The Twins overcame a rough first two months of the season where they trailed by as many as 12.5 games, to capture their fourth American Central title in the past five seasons. A streak of winning 22 of 24 games toward the end of June helped propel them into a tight race down the stretch with the Tigers. But despite not leading the division a single day during the season, the Twins walked away with the division title after they won the final game of the year.

It was a season that was reminiscent of 2006 - at least when it came to the production of the team's M&M boys. Joe Mauer bounced back from his injury-plagued 2007 season and once again led the American League with his .328 batting average, becoming only the second catcher in Major League history to win two batting titles. Justin Morneau delivered another MVP-worthy performance, leading the team with 23 home runs and 129 RBIs. Carlos Gomez, Denard Span and Alexi Casilla added some speed and base stealing threats to the lineup. And The Twins showed that focusing on speed rather than power in the lineup could work, as they scored 829 runs (third most in franchise history).

The Twins rotation might have been the biggest surprise. The Twins' relatively inexperienced starting staff, which for most of the second half featured five starters age 26 or younger, was a large part of the club's success. Five starters finished with double-digit wins.

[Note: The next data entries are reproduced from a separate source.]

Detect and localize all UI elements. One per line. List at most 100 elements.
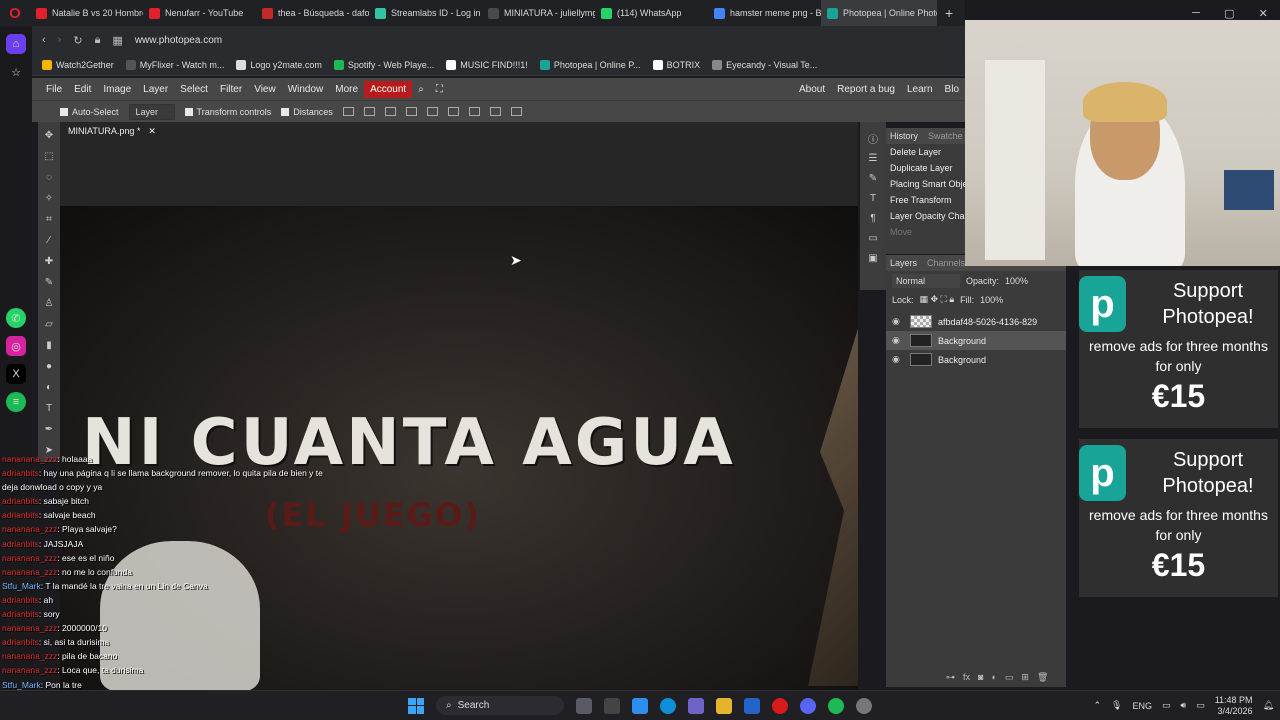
grid-icon[interactable] <box>510 107 522 116</box>
bookmark-item[interactable]: MyFlixer - Watch m... <box>125 59 224 70</box>
language-indicator[interactable]: ENG <box>1132 701 1152 711</box>
menu-right-item[interactable]: About <box>793 84 831 95</box>
character-icon[interactable]: T <box>867 192 880 205</box>
spotify-taskbar-icon[interactable] <box>828 697 844 714</box>
opacity-field[interactable]: 100% <box>1005 276 1028 286</box>
align-right-icon[interactable] <box>405 107 417 116</box>
url-field[interactable]: www.photopea.com <box>135 35 222 46</box>
x-icon[interactable]: X <box>6 364 26 384</box>
fx-icon[interactable]: fx <box>963 672 970 683</box>
close-icon[interactable]: ✕ <box>148 126 156 137</box>
new-tab-button[interactable]: + <box>937 5 961 21</box>
align-top-icon[interactable] <box>447 107 459 116</box>
move-tool-icon[interactable]: ✥ <box>42 128 56 142</box>
dodge-tool-icon[interactable]: ◐ <box>42 380 56 394</box>
align-middle-icon[interactable] <box>468 107 480 116</box>
eraser-tool-icon[interactable]: ▱ <box>42 317 56 331</box>
clock[interactable]: 11:48 PM 3/4/2026 <box>1215 695 1253 717</box>
browser-tab[interactable]: Natalie B vs 20 Hombres <box>30 0 143 26</box>
properties-icon[interactable]: ☰ <box>867 152 880 165</box>
back-icon[interactable]: ‹ <box>42 34 46 46</box>
visibility-eye-icon[interactable]: ◉ <box>892 354 904 365</box>
network-icon[interactable]: ▭ <box>1162 700 1171 711</box>
history-item[interactable]: Duplicate Layer <box>886 160 965 176</box>
browser-tab[interactable]: hamster meme png - Bus <box>708 0 821 26</box>
menu-filter[interactable]: Filter <box>214 84 248 95</box>
mask-icon[interactable]: ◙ <box>978 672 983 683</box>
magic-wand-tool-icon[interactable]: ✧ <box>42 191 56 205</box>
brush-tool-icon[interactable]: ✎ <box>42 275 56 289</box>
discord-icon[interactable] <box>800 697 816 714</box>
auto-select-checkbox[interactable]: Auto-Select <box>60 107 119 117</box>
menu-right-item[interactable]: Learn <box>901 84 939 95</box>
window-close-icon[interactable]: ✕ <box>1259 7 1268 20</box>
brush-settings-icon[interactable]: ✎ <box>867 172 880 185</box>
new-layer-icon[interactable]: ⊞ <box>1021 672 1029 683</box>
copilot-icon[interactable] <box>632 697 648 714</box>
menu-edit[interactable]: Edit <box>68 84 97 95</box>
blend-mode-dropdown[interactable]: Normal <box>892 274 960 288</box>
browser-tab[interactable]: (114) WhatsApp <box>595 0 708 26</box>
instagram-icon[interactable]: ◎ <box>6 336 26 356</box>
store-icon[interactable] <box>744 697 760 714</box>
adjustment-icon[interactable]: ◐ <box>991 672 996 683</box>
bookmark-item[interactable]: Eyecandy - Visual Te... <box>712 59 817 70</box>
align-left-icon[interactable] <box>363 107 375 116</box>
type-tool-icon[interactable]: T <box>42 401 56 415</box>
account-button[interactable]: Account <box>364 80 413 98</box>
tab-channels[interactable]: Channels <box>927 258 965 268</box>
layer-row[interactable]: ◉ Background <box>886 331 1066 350</box>
link-icon[interactable]: ⊶ <box>946 672 955 683</box>
edge-icon[interactable] <box>660 697 676 714</box>
info-icon[interactable]: ⓘ <box>867 132 880 146</box>
bookmark-item[interactable]: MUSIC FIND!!!1! <box>446 59 528 70</box>
spotify-icon[interactable]: ≡ <box>6 392 26 412</box>
whatsapp-icon[interactable]: ✆ <box>6 308 26 328</box>
healing-tool-icon[interactable]: ✚ <box>42 254 56 268</box>
notification-icon[interactable]: 🔔︎ <box>1263 700 1274 711</box>
document-tab[interactable]: MINIATURA.png * ✕ <box>68 126 156 137</box>
browser-tab[interactable]: Nenufarr - YouTube <box>143 0 256 26</box>
forward-icon[interactable]: › <box>58 34 62 46</box>
distribute-icon[interactable] <box>426 107 438 116</box>
distances-checkbox[interactable]: Distances <box>281 107 333 117</box>
widgets-icon[interactable] <box>576 697 592 714</box>
browser-tab[interactable]: thea - Búsqueda - dafont <box>256 0 369 26</box>
align-bottom-icon[interactable] <box>489 107 501 116</box>
menu-right-item[interactable]: Blo <box>939 84 965 95</box>
layer-row[interactable]: ◉ afbdaf48-5026-4136-829 <box>886 312 1066 331</box>
delete-layer-icon[interactable]: 🗑︎ <box>1037 672 1048 683</box>
image-icon[interactable]: ▣ <box>867 252 880 265</box>
fill-field[interactable]: 100% <box>980 295 1003 305</box>
maximize-icon[interactable]: ▢ <box>1224 7 1234 20</box>
transform-controls-checkbox[interactable]: Transform controls <box>184 107 271 117</box>
speed-dial-icon[interactable]: ▦ <box>112 34 122 47</box>
home-icon[interactable]: ⌂ <box>6 34 26 54</box>
mic-icon[interactable]: 🎙︎ <box>1111 700 1122 711</box>
tab-history[interactable]: History <box>890 131 918 141</box>
history-item[interactable]: Delete Layer <box>886 144 965 160</box>
chevron-up-icon[interactable]: ⌃ <box>1094 700 1102 711</box>
fullscreen-icon[interactable]: ⛶ <box>430 84 449 95</box>
browser-tab[interactable]: MINIATURA - juliellymgon <box>482 0 595 26</box>
tab-layers[interactable]: Layers <box>890 258 917 268</box>
bookmark-item[interactable]: BOTRIX <box>652 59 700 70</box>
pen-tool-icon[interactable]: ✒ <box>42 422 56 436</box>
stamp-tool-icon[interactable]: ♙ <box>42 296 56 310</box>
visibility-eye-icon[interactable]: ◉ <box>892 316 904 327</box>
gradient-tool-icon[interactable]: ▮ <box>42 338 56 352</box>
history-item[interactable]: Placing Smart Obje <box>886 176 965 192</box>
lock-icons[interactable]: ▦ ✥ ⛶ 🔒︎ <box>920 294 955 305</box>
paragraph-icon[interactable]: ¶ <box>867 212 880 225</box>
file-explorer-icon[interactable] <box>716 697 732 714</box>
bookmark-item[interactable]: Watch2Gether <box>42 59 114 70</box>
menu-layer[interactable]: Layer <box>137 84 174 95</box>
browser-tab[interactable]: Streamlabs ID - Log in <box>369 0 482 26</box>
pin-icon[interactable]: ☆ <box>6 62 26 82</box>
bookmark-item[interactable]: Spotify - Web Playe... <box>333 59 434 70</box>
align-center-icon[interactable] <box>384 107 396 116</box>
search-icon[interactable]: ⌕ <box>412 84 430 95</box>
marquee-tool-icon[interactable]: ⬚ <box>42 149 56 163</box>
menu-select[interactable]: Select <box>174 84 214 95</box>
task-view-icon[interactable] <box>604 697 620 714</box>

Late-inning bullpen woes proved costly toward the end of the season for the Twins. The relief corps was 5-15 after Aug. 4. But there were some bright spots. Joe Nathan proved once again why he's considered to be one of the best closers in the game, posting a 1.33 ERA and tallying 39 saves.

In what was supposed to be a rebuilding year after the ballclub said goodbye to stars Torii Hunter and Johan Santana, the Twins took the baseball world by surprise as they forced a one-game playoff with the White Sox for the AL Central title. The Twins went 88-75 but fell just short of another division championship, losing 1-0 to Chicago at U.S. Cellular Field in the playoff game.


Despite toiling around the .500 mark for most of the season, the Twins were able to capture their fifth AL Central title in eight years thanks to a surprising late September run. The Twins trailed the Tigers by seven games on Sept. 6, but the club won 16 of their final 20 games to force a one-game playoff with Detroit for the division title. One year after losing game No. 163 by one run to the White Sox, the Twins found a way to top the Tigers, 6-5, in a thrilling 12-inning tie-breaker at the Metrodome to earn a postseason bid. The Twins finished with an 87-76 record, their seventh winning season in eight years under manager Ron Gardenhire. Joe Mauer had an MVP caliber season for Minnesota in spite of the fact that he missed the entire first month of the season due to lower back inflammation. Mauer won his third batting title after hitting .365, making him the first catcher in Major League history to accomplish the feat. He also led the league in on-base percentage (.444) and slugging percentage (.587) while setting career highs in home runs (28) and RBIs (96). Joe Nathan continued his run as one of the top closers in the league, setting a club record for saves in a season with 47.

The starting rotation had been expected to be a strength for the Twins but the group struggled early. By mid-August injuries cost Minnesota three starting pitchers -- Kevin Slowey, Glen Perkins and Francisco Liriano -- who began the season in the rotation. But a waiver trade in August brought Carl Pavano to the Twins and the veteran gave the club a boost, going 5-4 with a 4.64 ERA in 12 starts for the club. Injuries also plagued the ballclub in other areas. Third baseman Joe Crede was limited to just 90 games before undergoing his third back surgery in three years at the end of the September. First baseman Justin Morneau put together another solid season with 30 home runs and 100 RBIs, but he saw his season cut short after a stress fracture was discovered in his lower back with three weeks remaining in the season. Still the Twins managed to make the final season in the Metrodome special by adding one more postseason memory. The club only lasted three games in the American League Division Series as Minnesota was swept in three games by the Yankees.